Exercise Helps Smokers Quit
An article in the WASHINGTON POST Health section reports that an increasing number of studies show that exercise can significantly improve a smoker's chances of kicking the habit.

A study of more than 4,000 male runners published in PREVENTIVE MEDICINE shows that over 70% of those who smoked at the time they started running subsequently quit smoking.

Other research suggests that exercise is especially important for women who want to quit, because it helps minimize weight gain, a common reason why women don't quit smoking. Brown University School of Medicine recently conducted a study of 281 sedentary, overweight, middle-age women. Half of the group attended a cessation a program combined with a three-times-a-week wellness program, and the other half attended a cessation program with vigorous exercise three-times-a-week.

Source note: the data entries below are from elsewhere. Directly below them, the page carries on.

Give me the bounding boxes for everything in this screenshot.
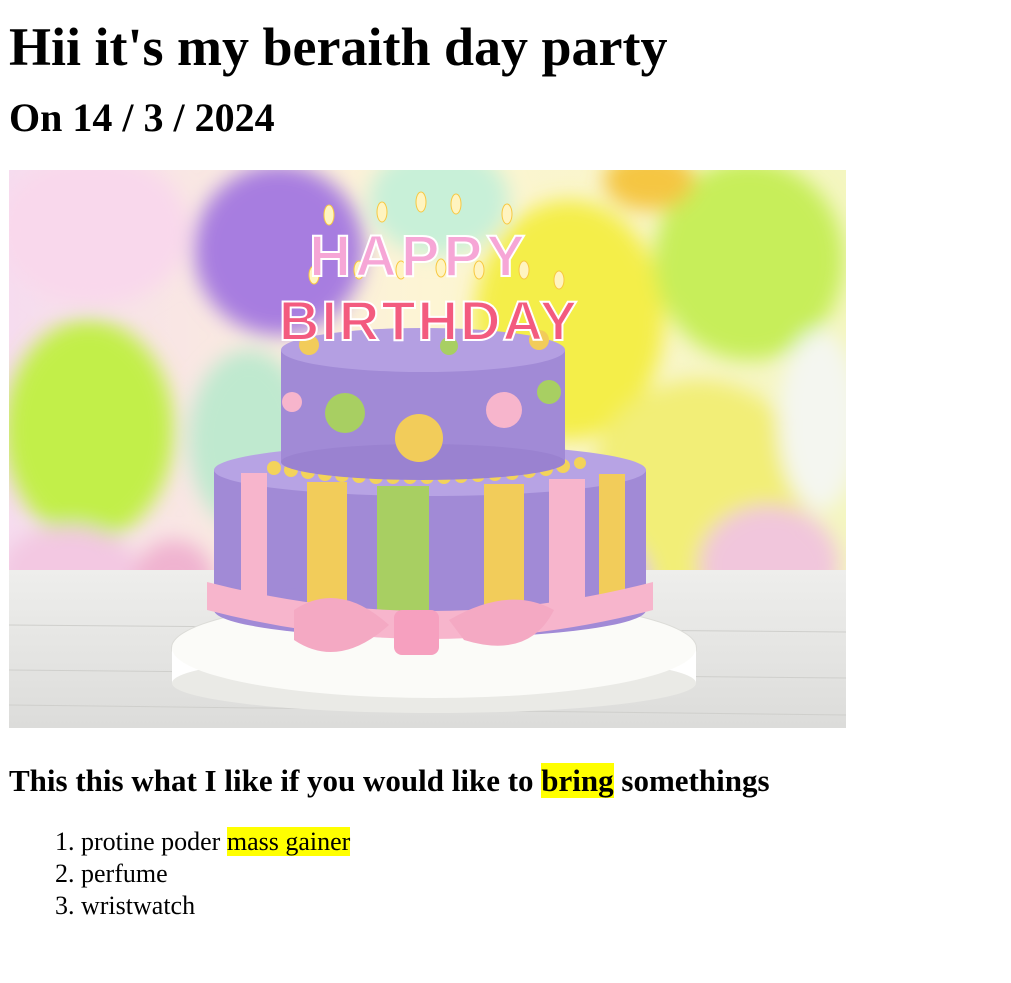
candle-happy: HAPPY bbox=[309, 224, 529, 289]
list-item-text: perfume bbox=[81, 859, 168, 888]
page-title: Hii it's my beraith day party bbox=[9, 17, 668, 77]
list-item: wristwatch bbox=[81, 890, 1011, 922]
list-item-highlight: mass gainer bbox=[226, 827, 351, 856]
list-item-text: protine poder bbox=[81, 827, 227, 856]
candle-birthday: BIRTHDAY bbox=[279, 289, 579, 352]
list-item: protine poder mass gainer bbox=[81, 826, 1011, 858]
party-date: On 14 / 3 / 2024 bbox=[9, 95, 275, 140]
list-item-text: wristwatch bbox=[81, 891, 196, 920]
wish-list: protine poder mass gainer perfume wristw… bbox=[9, 826, 1011, 922]
wish-heading-text-end: somethings bbox=[613, 763, 770, 798]
wish-heading-highlight: bring bbox=[541, 763, 614, 798]
birthday-cake-image: HAPPY BIRTHDAY bbox=[9, 170, 846, 728]
list-item: perfume bbox=[81, 858, 1011, 890]
wish-heading: This this what I like if you would like … bbox=[9, 762, 1011, 800]
wish-heading-text: This this what I like if you would like … bbox=[9, 763, 542, 798]
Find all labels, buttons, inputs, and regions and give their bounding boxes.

The researchers found that 49% of the women who went through the exercise program quit smoking while only 29% of the women in the control group did so.

In addition to minimizing weight gain, exercise can also help smokers deal with the stress and mood changes that frequently occur when they stop smoking.

"When people start exercising regularly, they realize how good it makes them feel," said Michael Sacks, a professor of psychiatry at Cornell University's Weill Medical College. "They also begin to realize that they can take care of their stress without resorting to destructive things," such as smoking.

WASHINGTON POST (Health section), (3/23/99) "Smoke And Mirrors", Carol Krucoff, p. 20.